Bug #8303 String literals with multi-byte characters containing \ are lexed incorrectly
Submitted: 4 Feb 2005 0:39 Modified: 12 Jun 2006 19:18
Reporter: Jim Winstead
Status: Closed
Category:Server Severity:S2 (Serious)
Version:4.1.x OS:Any (Any)
Assigned to: Sergei Golubchik Target Version:

[4 Feb 2005 0:39] Jim Winstead
Description:
If a string literal contains a backquote (\) followed by a multi-byte character whose
second byte is 0x5c (ASCII for \), the string literal is handled incorrectly by the
get_text() function of the lexer.

How to repeat:
Basically:

<literal> = UNHEX('8DB2939181408C5C')

SET NAMES sjis;
SELECT '<literal>' FROM DUAL;

Suggested fix:
When a backslash is encountered in get_text(), it needs to skip (or copy) the next
character, not just the next byte.
[16 Feb 2005 10:42] Alexander Barkov
Perhaps it would be better to move str++ from here:
for (to=start ; str != end ; str++)
into the loop body in several places, to avoid doing str--.
It will make the function more readable and a  bit more
efficient. But I think it's ok to push as is.

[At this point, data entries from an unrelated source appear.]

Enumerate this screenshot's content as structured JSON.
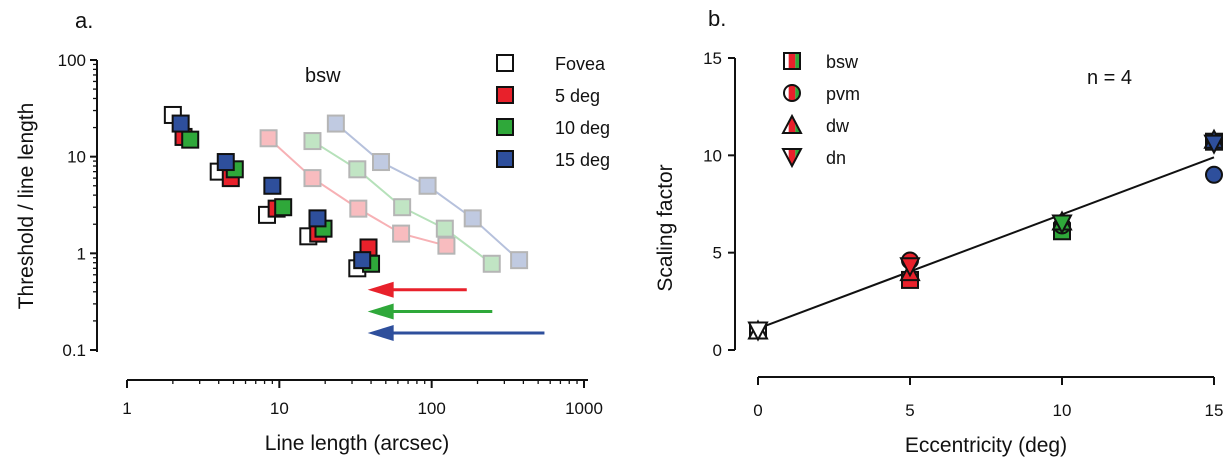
{
  "colors": {
    "fovea": "#ffffff",
    "deg5": "#e8212b",
    "deg10": "#2fa83a",
    "deg15": "#2e4f9c",
    "fit": "#111111"
  },
  "chart_data": [
    {
      "panel": "a.",
      "type": "scatter",
      "title": "bsw",
      "xlabel": "Line length (arcsec)",
      "ylabel": "Threshold / line length",
      "xscale": "log",
      "yscale": "log",
      "xlim": [
        1,
        1000
      ],
      "ylim": [
        0.1,
        100
      ],
      "xticks": [
        1,
        10,
        100,
        1000
      ],
      "xtick_labels": [
        "1",
        "10",
        "100",
        "1000"
      ],
      "yticks": [
        0.1,
        1,
        10,
        100
      ],
      "ytick_labels": [
        "0.1",
        "1",
        "10",
        "100"
      ],
      "legend_position": "top-right",
      "series": [
        {
          "name": "Fovea",
          "color_key": "fovea",
          "x": [
            2.0,
            4.0,
            8.3,
            15.5,
            32.5
          ],
          "y": [
            27,
            7.0,
            2.5,
            1.5,
            0.7
          ]
        },
        {
          "name": "5 deg",
          "color_key": "deg5",
          "x": [
            2.35,
            4.8,
            9.6,
            18.0,
            38.5
          ],
          "y": [
            16,
            6.0,
            2.9,
            1.6,
            1.15
          ]
        },
        {
          "name": "10 deg",
          "color_key": "deg10",
          "x": [
            2.6,
            5.1,
            10.6,
            19.5,
            40.0
          ],
          "y": [
            15,
            7.4,
            3.0,
            1.8,
            0.78
          ]
        },
        {
          "name": "15 deg",
          "color_key": "deg15",
          "x": [
            2.25,
            4.45,
            9.0,
            17.8,
            35.0
          ],
          "y": [
            22,
            8.8,
            5.0,
            2.3,
            0.85
          ]
        }
      ],
      "shifted_series": [
        {
          "color_key": "deg5",
          "x": [
            8.5,
            16.5,
            33.0,
            63.0,
            125.0
          ],
          "y": [
            15.5,
            6.0,
            2.9,
            1.6,
            1.2
          ]
        },
        {
          "color_key": "deg10",
          "x": [
            16.5,
            32.5,
            64.0,
            122.0,
            248.0
          ],
          "y": [
            14.5,
            7.4,
            3.0,
            1.8,
            0.78
          ]
        },
        {
          "color_key": "deg15",
          "x": [
            23.5,
            46.5,
            94.0,
            186.0,
            375.0
          ],
          "y": [
            22,
            8.8,
            5.0,
            2.3,
            0.85
          ]
        }
      ],
      "arrows": [
        {
          "color_key": "deg5",
          "y": 0.42,
          "x_from": 170,
          "x_to": 38
        },
        {
          "color_key": "deg10",
          "y": 0.25,
          "x_from": 250,
          "x_to": 38
        },
        {
          "color_key": "deg15",
          "y": 0.15,
          "x_from": 550,
          "x_to": 38
        }
      ]
    },
    {
      "panel": "b.",
      "type": "scatter",
      "title": "",
      "xlabel": "Eccentricity (deg)",
      "ylabel": "Scaling factor",
      "annotation": "n = 4",
      "xlim": [
        0,
        15
      ],
      "ylim": [
        0,
        15
      ],
      "xticks": [
        0,
        5,
        10,
        15
      ],
      "xtick_labels": [
        "0",
        "5",
        "10",
        "15"
      ],
      "yticks": [
        0,
        5,
        10,
        15
      ],
      "ytick_labels": [
        "0",
        "5",
        "10",
        "15"
      ],
      "legend_position": "top-left",
      "series": [
        {
          "name": "bsw",
          "marker": "square",
          "x": [
            0,
            5,
            10,
            15
          ],
          "y": [
            1.0,
            3.6,
            6.1,
            10.7
          ]
        },
        {
          "name": "pvm",
          "marker": "circle",
          "x": [
            0,
            5,
            10,
            15
          ],
          "y": [
            1.0,
            4.6,
            6.4,
            9.0
          ]
        },
        {
          "name": "dw",
          "marker": "triangle-up",
          "x": [
            0,
            5,
            10,
            15
          ],
          "y": [
            1.0,
            4.0,
            6.6,
            10.8
          ]
        },
        {
          "name": "dn",
          "marker": "triangle-down",
          "x": [
            0,
            5,
            10,
            15
          ],
          "y": [
            1.0,
            4.3,
            6.5,
            10.6
          ]
        }
      ],
      "fit_line": {
        "x": [
          0,
          15
        ],
        "y": [
          1.1,
          9.9
        ]
      }
    }
  ]
}
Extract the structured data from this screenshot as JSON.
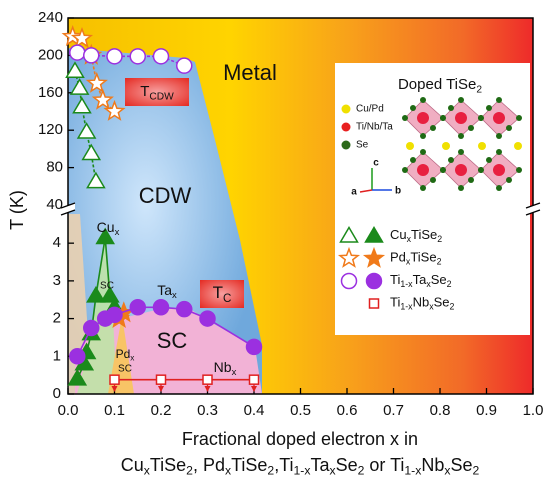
{
  "chart_data": [
    {
      "type": "scatter",
      "xlim": [
        0,
        1
      ],
      "ylim": [
        40,
        240
      ],
      "yticks": [
        40,
        80,
        120,
        160,
        200,
        240
      ],
      "series": [
        {
          "name": "CuxTiSe2",
          "marker": "triangle",
          "fill": "open",
          "color": "#1b8a1b",
          "x": [
            0.015,
            0.025,
            0.03,
            0.04,
            0.05,
            0.06
          ],
          "values": [
            183,
            165,
            145,
            118,
            95,
            65
          ]
        },
        {
          "name": "PdxTiSe2",
          "marker": "star",
          "fill": "open",
          "color": "#f07a1a",
          "x": [
            0.01,
            0.03,
            0.05,
            0.062,
            0.075,
            0.1
          ],
          "values": [
            220,
            218,
            200,
            170,
            152,
            140
          ]
        },
        {
          "name": "Ti1-xTaxSe2",
          "marker": "circle",
          "fill": "open",
          "color": "#9b30e0",
          "x": [
            0.02,
            0.05,
            0.1,
            0.15,
            0.2,
            0.25
          ],
          "values": [
            203,
            200,
            199,
            199,
            199,
            189
          ]
        }
      ],
      "annotations": [
        "TCDW"
      ]
    },
    {
      "type": "scatter",
      "xlim": [
        0,
        1
      ],
      "ylim": [
        0,
        4.8
      ],
      "yticks": [
        0,
        1,
        2,
        3,
        4
      ],
      "xticks": [
        {
          "value": 0,
          "label": "0.0"
        },
        {
          "value": 0.1,
          "label": "0.1"
        },
        {
          "value": 0.2,
          "label": "0.2"
        },
        {
          "value": 0.3,
          "label": "0.3"
        },
        {
          "value": 0.4,
          "label": "0.4"
        },
        {
          "value": 0.5,
          "label": "0.5"
        },
        {
          "value": 0.6,
          "label": "0.6"
        },
        {
          "value": 0.7,
          "label": "0.7"
        },
        {
          "value": 0.8,
          "label": "0.8"
        },
        {
          "value": 0.9,
          "label": "0.9"
        },
        {
          "value": 1,
          "label": "1.0"
        }
      ],
      "xlabel": [
        "Fractional doped electron x in",
        "CuxTiSe2, PdxTiSe2,Ti1-xTaxSe2 or Ti1-xNbxSe2"
      ],
      "ylabel": "T (K)",
      "series": [
        {
          "name": "CuxTiSe2",
          "marker": "triangle",
          "fill": "filled",
          "color": "#1b8a1b",
          "x": [
            0.02,
            0.035,
            0.04,
            0.05,
            0.06,
            0.08,
            0.09,
            0.1
          ],
          "values": [
            0.4,
            0.8,
            1.1,
            1.6,
            2.6,
            4.15,
            2.6,
            2.3
          ]
        },
        {
          "name": "PdxTiSe2",
          "marker": "star",
          "fill": "filled",
          "color": "#f07a1a",
          "x": [
            0.11,
            0.12
          ],
          "values": [
            2.0,
            2.15
          ]
        },
        {
          "name": "Ti1-xTaxSe2",
          "marker": "circle",
          "fill": "filled",
          "color": "#9b30e0",
          "x": [
            0.02,
            0.05,
            0.08,
            0.1,
            0.15,
            0.2,
            0.25,
            0.3,
            0.4
          ],
          "values": [
            1.0,
            1.75,
            2.0,
            2.1,
            2.3,
            2.3,
            2.25,
            2.0,
            1.25
          ]
        },
        {
          "name": "Ti1-xNbxSe2",
          "marker": "square",
          "fill": "open",
          "color": "#e02020",
          "upper_limit": true,
          "x": [
            0.1,
            0.2,
            0.3,
            0.4
          ],
          "values": [
            0.38,
            0.38,
            0.38,
            0.38
          ]
        }
      ],
      "annotations": [
        "Metal",
        "CDW",
        "SC",
        "Cux",
        "SC",
        "Tax",
        "Pdx",
        "SC",
        "Nbx",
        "TC"
      ]
    }
  ],
  "inset": {
    "title": "Doped TiSe2",
    "atoms": [
      "Cu/Pd",
      "Ti/Nb/Ta",
      "Se"
    ],
    "axes": [
      "a",
      "b",
      "c"
    ]
  }
}
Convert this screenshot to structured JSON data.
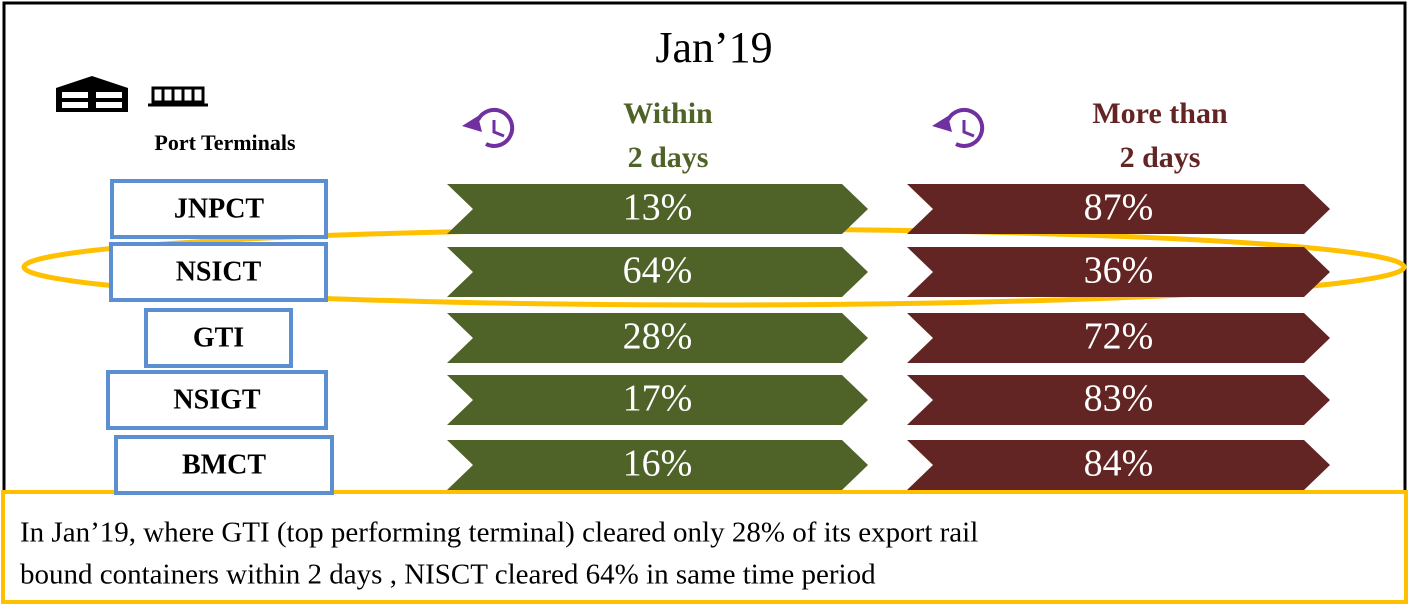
{
  "title": "Jan’19",
  "legend_label": "Port Terminals",
  "columns": [
    {
      "line1": "Within",
      "line2": "2 days",
      "color": "#4f6228"
    },
    {
      "line1": "More than",
      "line2": "2 days",
      "color": "#632523"
    }
  ],
  "rows": [
    {
      "terminal": "JNPCT",
      "cells": [
        "13%",
        "87%"
      ]
    },
    {
      "terminal": "NSICT",
      "cells": [
        "64%",
        "36%"
      ]
    },
    {
      "terminal": "GTI",
      "cells": [
        "28%",
        "72%"
      ]
    },
    {
      "terminal": "NSIGT",
      "cells": [
        "17%",
        "83%"
      ]
    },
    {
      "terminal": "BMCT",
      "cells": [
        "16%",
        "84%"
      ]
    }
  ],
  "note": [
    "In Jan’19, where GTI (top performing terminal) cleared only 28% of its export rail",
    "bound containers within 2 days , NISCT cleared 64% in same time period"
  ]
}
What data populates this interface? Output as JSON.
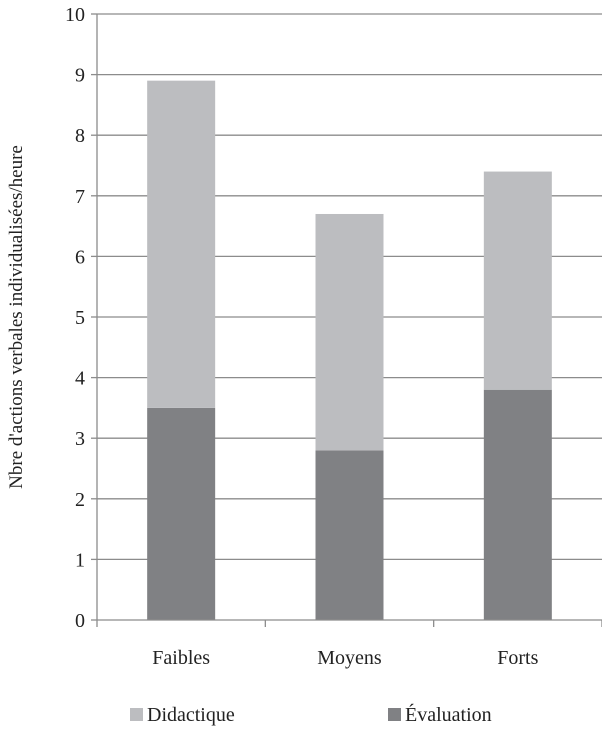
{
  "chart_data": {
    "type": "bar",
    "stacked": true,
    "title": "",
    "xlabel": "",
    "ylabel": "Nbre d'actions verbales individualisées/heure",
    "categories": [
      "Faibles",
      "Moyens",
      "Forts"
    ],
    "series": [
      {
        "name": "Évaluation",
        "values": [
          3.5,
          2.8,
          3.8
        ],
        "color": "#808184"
      },
      {
        "name": "Didactique",
        "values": [
          5.4,
          3.9,
          3.6
        ],
        "color": "#bcbdc0"
      }
    ],
    "ylim": [
      0,
      10
    ],
    "yticks": [
      "0",
      "1",
      "2",
      "3",
      "4",
      "5",
      "6",
      "7",
      "8",
      "9",
      "10"
    ],
    "grid": true,
    "legend": {
      "position": "bottom",
      "entries": [
        "Didactique",
        "Évaluation"
      ]
    },
    "colors": {
      "grid": "#8c8c8c",
      "axis": "#8c8c8c"
    }
  }
}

In the future we should think whether to move this get_text()
function into CHARSET_INFO structure: not all multibyte
charsets can have slash character as a MB-char part, and get_text()
it can be simplified for them.
[18 Feb 2005 1:03] Jim Winstead
Pushed, will be in 4.1.11.
[2 Mar 2005 18:55] Paul DuBois
Noted in 4.1.11 changelog.
[3 Jun 2006 9:46] Sergei Golubchik
The patch broke the fix for Bug#8378 and was undone in 4.1.20, 5.0.22, 5.1.11
[12 Jun 2006 19:18] Paul DuBois
Noted in 4.1.20, 5.0.22, 5.1.11 changelogs.